Since the early 1990s, ecopsychologists have been a marginal but persistent voice in the field, warning that separating ourselves from the natural environment creates a wide range of mental disorders, including anxiety, depression, and addiction. Now as evidence mounts about the growing impact of climate change, recognition of the link between the environment and mental health issues is increasing within the field.
As evidence of this trend, the May/June 2011 issue of the American Psychological Association’s (APA) flagship journal, American Psychologist, includes recommendations from the APA’s Task Force on the Interface between Psychology and Global Climate Change. Psychologists, says the Task Force, have a responsibility to motivate individuals, communities, organizations, corporations, and governments to address climate change and “help humanity effectively mitigate and adapt to it.”
The Task Force’s call is a sobering acknowledgment that the question has shifted from whether we can stop climate change to whether we can eventually slow it down and learn to live with its serious consequences. A stark statement of that later position was Bill McKibben’s much-discussed recent book, Eaarth: Making a Life on a Tough New Planet, a look at what our lives will be like in the next half-century. He purposely changed the spelling of Earth to emphasize that, in the future, we’ll be living on a different planet. According to McKibben and many other environmentalists, the dire effects of climate change—species extinction, ocean acidification, droughts, severe storms, rising temperatures, and dwindling water supplies and arable land—are already evident. Even if the major countries took unprecedented steps tomorrow to reduce greenhouse gases, those already released would likely continue to cause a rise in the world’s average temperature for several decades—well above the 2-degree centigrade increase that marks the tipping point of runaway environmental change.
Climate change triggers and is partly fueled by psychological processes that therapists are presumably experts at addressing—denial, dissociation, apathy, and despair. In her article, “The Myth of Apathy,” on Sustainable Life Media, psychosocial researcher Renee Lertzman, who consults with organizations and individuals about taking action on environmental issues and teaches courses on psychology and sustainability, says that what appears to be apathy is really a “‘tangle’ of confusion, emotions and desires.” This results in a gap between our values and behaviors.
While the overwhelming majority of people are in favor of saving the environment, she says, many of the habits of consumption they consider integral to their well-being and comfort contribute daily to climate change. A common technique that people use to solve dilemmas like this is to dissociate from them. Furthermore, she says, some people have a difficult time even contemplating the long-term consequences of a problem so vast and of such catastrophic consequence.
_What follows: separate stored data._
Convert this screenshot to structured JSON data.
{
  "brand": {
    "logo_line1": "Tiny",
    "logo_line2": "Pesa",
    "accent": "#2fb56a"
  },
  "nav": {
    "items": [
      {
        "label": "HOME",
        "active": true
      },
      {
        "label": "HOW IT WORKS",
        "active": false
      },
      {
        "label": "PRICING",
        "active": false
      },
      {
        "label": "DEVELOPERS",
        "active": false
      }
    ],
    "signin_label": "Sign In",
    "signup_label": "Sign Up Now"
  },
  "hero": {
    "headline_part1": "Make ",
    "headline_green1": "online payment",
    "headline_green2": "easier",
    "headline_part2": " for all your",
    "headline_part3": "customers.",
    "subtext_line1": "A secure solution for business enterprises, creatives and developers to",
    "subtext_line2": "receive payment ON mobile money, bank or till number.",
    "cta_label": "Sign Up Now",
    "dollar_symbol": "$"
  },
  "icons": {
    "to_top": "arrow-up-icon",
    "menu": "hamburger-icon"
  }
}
What, if anything, should psychotherapists do to deal with climate change? Justifiably, therapists are wary of injecting their own social agenda into therapy. A therapist whose depressed client says she feels so hopeless about climate change that she’s no longer doing well at work is likely to turn the focus toward the client’s cognitive processes and personal history, rather than focusing on the issue of climate change. But while that may be standard clinical procedure, has the time come to question whether the broader issue also needs consideration?
Only when we get in touch with our own fears, ecotherapists say, will we be able to help our clients explore what climate change means to them. But therapists first need to do their own work and make sure that their apathy, fear, confusion, and denial don’t deafen them, however subtly, to what their clients tell them. Discussing climate change, says British therapist Ro Randall, can open up exploration of “existential questions about the purpose of life, re-evaluations of basic beliefs about human nature . . . and assumptions about solutions.”
Psychologist Mary Pipher’s upcoming book, The Green Boat, calls upon therapists to acknowledge the new reality and take action. “Therapists are experts at navigating complex changes, problem solving, listening deeply, and purveying hope,” she says. Allowing—not forcing—discussion of climate change names the elephant in the living room, Pipher notes, and turning toward things we’re reluctant to face is a bedrock principle of therapy. Openly discussing fears won’t stop climate change, but it may allow for that human connection that opens the door to hope and action, which, Pipher says, is “often the antidote to despair.” Just as therapists know about making referrals to support groups and social services, in these days of climate change, she says, therapists ought to make themselves aware of, and explore with clients, opportunities for doing something to address the problem.
Pipher, who grew up in a rural county immersed in nature, has dealt with her own despair and grief about the environment by founding a local chapter of 350.org, a grassroots organization that mobilizes people around local environmental actions. Now she’s vowed to speak about climate change at every public opportunity. “I once had a gay client in a homophobic community,” she says, “who ended up killing himself,” and as a result, she vowed to talk about and try to normalize homosexuality whenever she could in her public and personal life. “We shouldn’t be running from our despair and anxiety about global climate change,” she says. “We should be exploring and processing it and, ultimately, turning it into something useful for us and the planet.”